En el posfacio de Claudio Magris hay una cita de Nietzsche, que según parece le era muy querida a Umberto Saba; una cita que resume bien cómo están escritas las páginas de Verde agua: “Somos profundos, volvamos a ser claros”. Y lo explica así el propio Magris: “En numerosas ocasiones la crítica ha destacado su tersa y despiadada transparencia, que deja emerger íntegramente el oscuro fondo de la vida hasta la límpida superficie de las cosas, agua cristalina sobre cuyo espejo se dibuja la tortuosa geometría de las cavidades submarinas.” Ciertamente, todo lo dice Marisa Madieri con sencilla elegancia, con emoción profunda y contenida. Se habla con alegría de la vida, aun sabiendo que esa vida –ya estaba enferma por entonces la autora- siempre alberga la semilla de su propia destrucción. Y se hace también defensa de esa vida hasta en las más difíciles circunstancias, en la miseria y el extrañamiento, porque aún en tales trances se alcanza a adivinar en ella los indicios de aquello que la justifica sobre todo, el amor que se recibe y que se da. Un libro, en fin, que ya uno incluye entre esas lecturas que sobrecogen, alegran y consuelan, que nos ayudan a ser mejores.

lunes, mayo 12, 2008

Hubo un tiempo...

Se tragaba la madera de los muebles y del suelo la avara luz de las bombillas que iluminan el salón.
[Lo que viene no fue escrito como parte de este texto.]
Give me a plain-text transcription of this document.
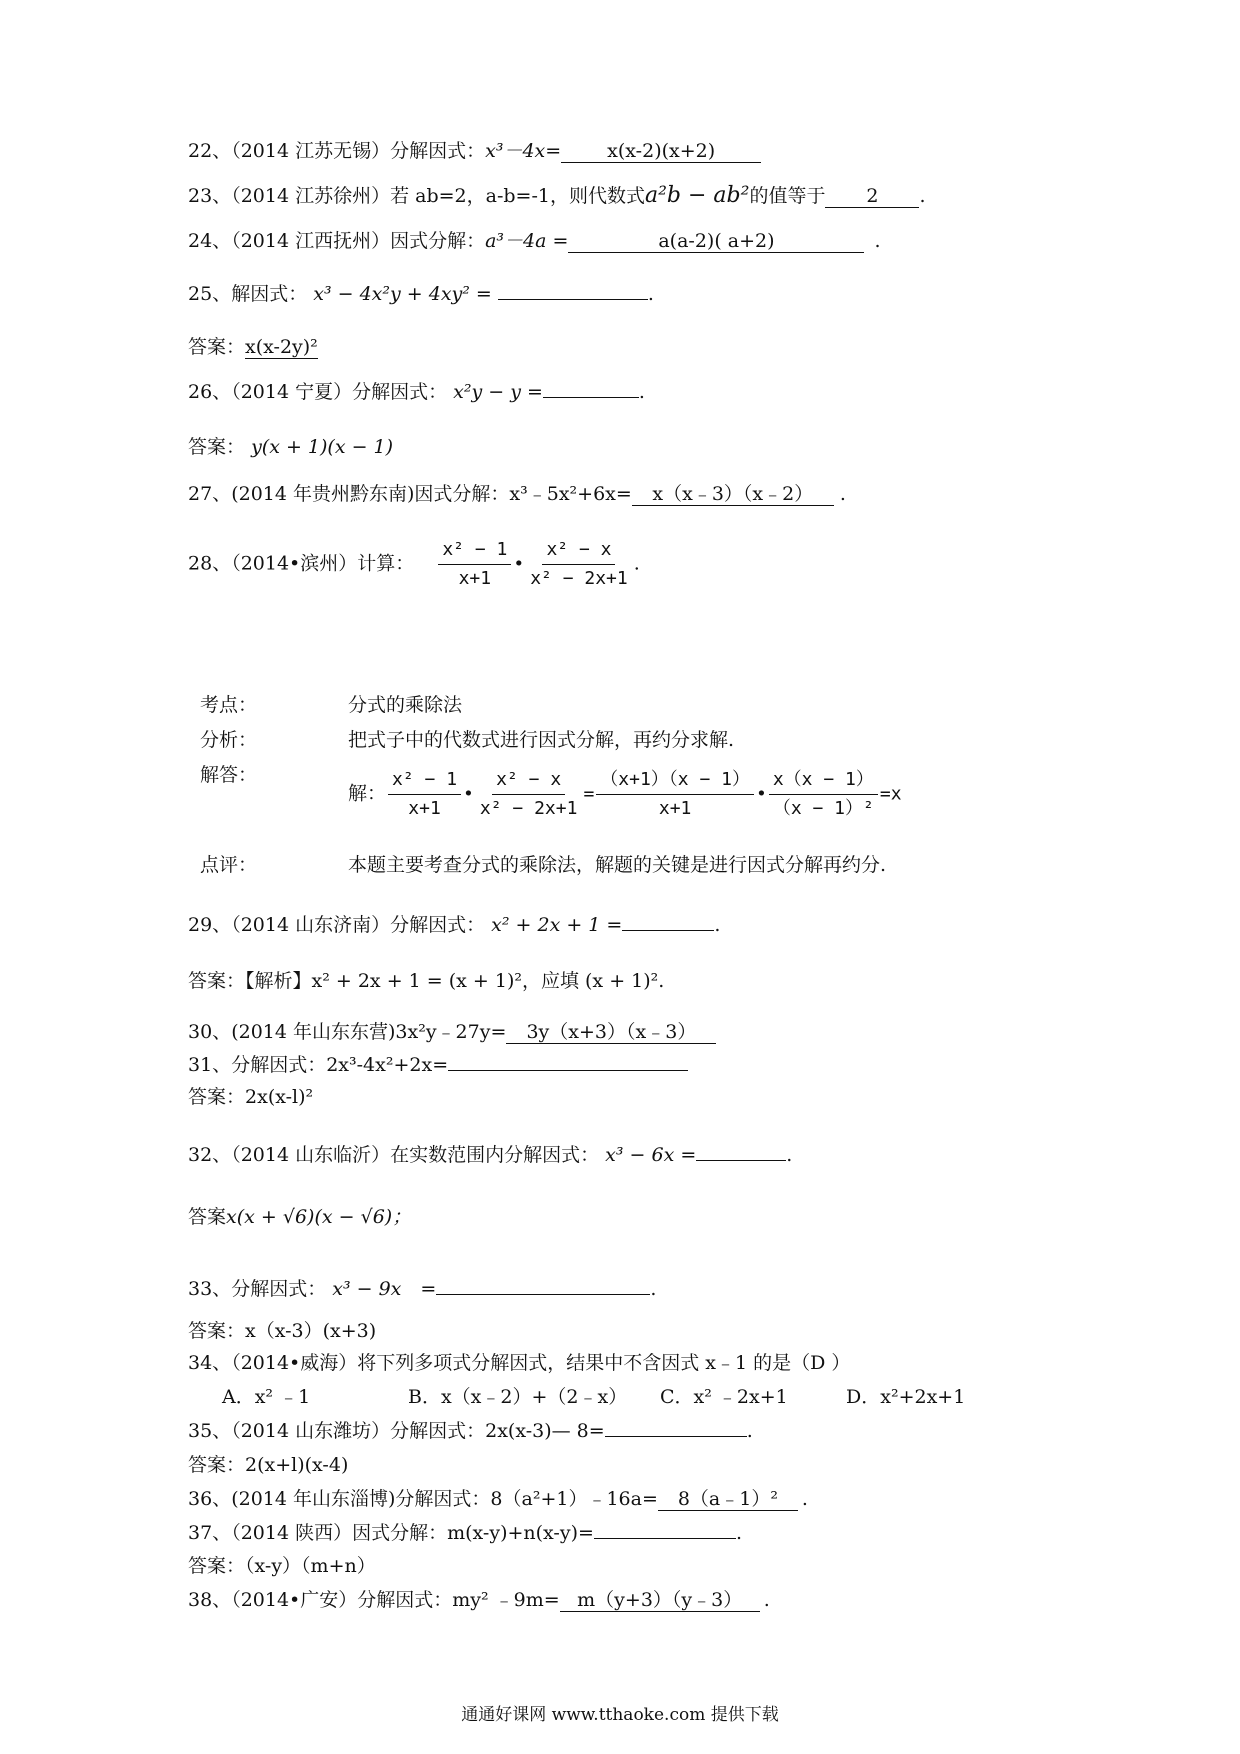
22、（2014 江苏无锡）分解因式：x³－4x= x(x-2)(x+2)
23、（2014 江苏徐州）若 ab=2，a-b=-1，则代数式a²b − ab²的值等于 2 .
24、（2014 江西抚州）因式分解：a³－4a =	a(a-2)( a+2)	.
25、解因式： x³ − 4x²y + 4xy² =	.
答案：x(x-2y)²
26、（2014 宁夏）分解因式： x²y − y =	.
答案： y(x + 1)(x − 1)
27、(2014 年贵州黔东南)因式分解：x³﹣5x²+6x= x（x﹣3）（x﹣2） .
28、（2014•滨州）计算： $\frac{\text{x² − 1}}{x+1}$ • $\frac{\text{x² − x}}{\text{x² − 2x+1}}$ .
考点：	分式的乘除法
分析：	把式子中的代数式进行因式分解，再约分求解.
解答：
解： $\frac{\text{x² − 1}}{x+1}$ • $\frac{\text{x² − x}}{\text{x² − 2x+1}} = \frac{(x+1)(x - 1)}{x+1}$ • $\frac{x(x - 1)}{\text{（x − 1）²}} =x$
点评：	本题主要考查分式的乘除法，解题的关键是进行因式分解再约分.
29、（2014 山东济南）分解因式： x² + 2x + 1 =	.
答案：【解析】x² + 2x + 1 = (x + 1)²，应填 (x + 1)².
30、(2014 年山东东营)3x²y﹣27y= 3y（x+3）（x﹣3）
31、分解因式：2x³-4x²+2x=
答案：2x(x-l)²
32、（2014 山东临沂）在实数范围内分解因式： x³ − 6x =	.
答案x(x + √6)(x − √6)；
33、分解因式： x³ − 9x　=	.
答案：x（x-3）(x+3)
34、（2014•威海）将下列多项式分解因式，结果中不含因式 x﹣1 的是（D ）
A．x² ﹣1	B．x（x﹣2）+（2﹣x） C．x² ﹣2x+1	D．x²+2x+1
35、（2014 山东潍坊）分解因式：2x(x-3)— 8=	.
答案：2(x+l)(x-4)
36、(2014 年山东淄博)分解因式：8（a²+1）﹣16a= 8（a﹣1）² .
37、（2014 陕西）因式分解：m(x-y)+n(x-y)=	.
答案：（x-y）（m+n）
38、（2014•广安）分解因式：my² ﹣9m= m（y+3）（y﹣3） .
通通好课网 www.tthaoke.com 提供下载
El poso del café en el fondo de las tazas. El brillo de las copas y los ojos. Las palabras son más sinceras en la complicidad de la penumbra y del alcohol. Xuan cenó con nosotros en esta pequeña casa de su pueblo donde pasamos el fin de semana. Noto que habla más despacio y más suave. Que se viste con mayor descuido. Cuando se fue era noche cerrada. Caminaba sin prisa alguna. Se veía en la oscuridad la pavesa de su cigarrillo. Al irme a dormir, me rondaban algunas de sus confidencias. Aquellas palabras que hablaban de una ilusión antigua, de una desesperanza nueva, paradójicamente tranquilizadora.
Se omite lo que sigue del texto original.